Health care specialist Sal Hinson is also part of the first CCP cohort, aiming for a second career in cybersecurity as he retires from the Army after 20 years.

“I’ve become more aware of how much cybersecurity and medical go hand in hand,” Hinson said. “Cybersecurity was something that always sparked my interest, and I want to be a part of that community.

“This program gives you that pathway: ‘This is an opportunity.
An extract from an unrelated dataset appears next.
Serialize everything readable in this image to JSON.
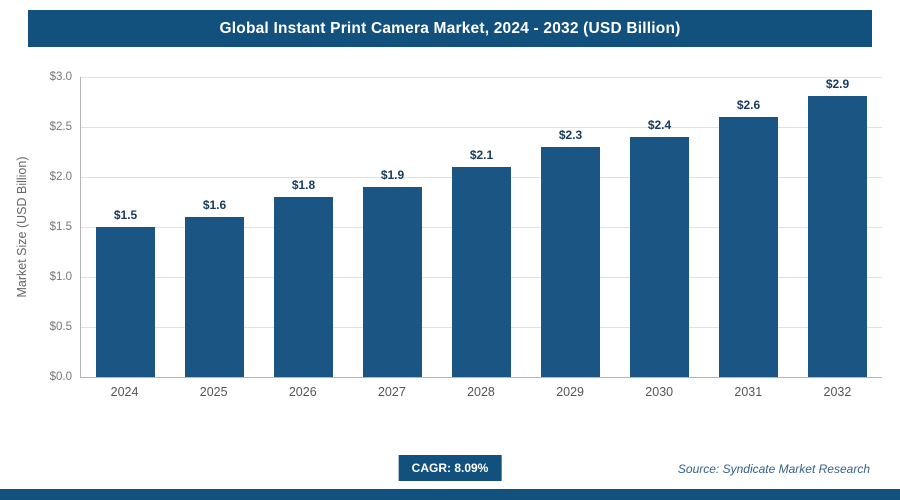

We’re going to give you all the tools, now you need to implement them.’ I think that’s fantastic.”

Hinson described CCP as “like drinking out of a firehose” but said the students are big on collaboration and teamwork.

“It’s been a whirlwind, but the best benefit about being in the Army is you’re used to the fast pace — and this course is no different,” he said.

Laughman said CCP graduates will have a year of college credit, a diploma in cybersecurity, hands-on technical experience, and Security+ and CISSP certifications.

“What makes us unique is typically about a third of people pass the CISSP — but we have 100 percent pass rate so far, and that’s because we’re such an immersive program,” she said. “We hit you up with 8, 9, 10 hours a day and then we do prep on top of it. And they get hands-on technical experience too.”

She said SecureSet is targeting a 100 percent job placement rate via the employers who help sponsor the program and hope to hire CCP graduates.

While none of the soldiers start the program with a job offer, they are interviewed by employer sponsors before being selected for CCP and will be interviewed again a few weeks before graduating. Job offers are made at that stage.

Gnerlich is looking forward to it.

“I really want to become a part of the movement and help,” he said. “In the military I’ve learned to defend and protect the people and the country. Being in cybersecurity I can do the same thing — just on the cyber level.”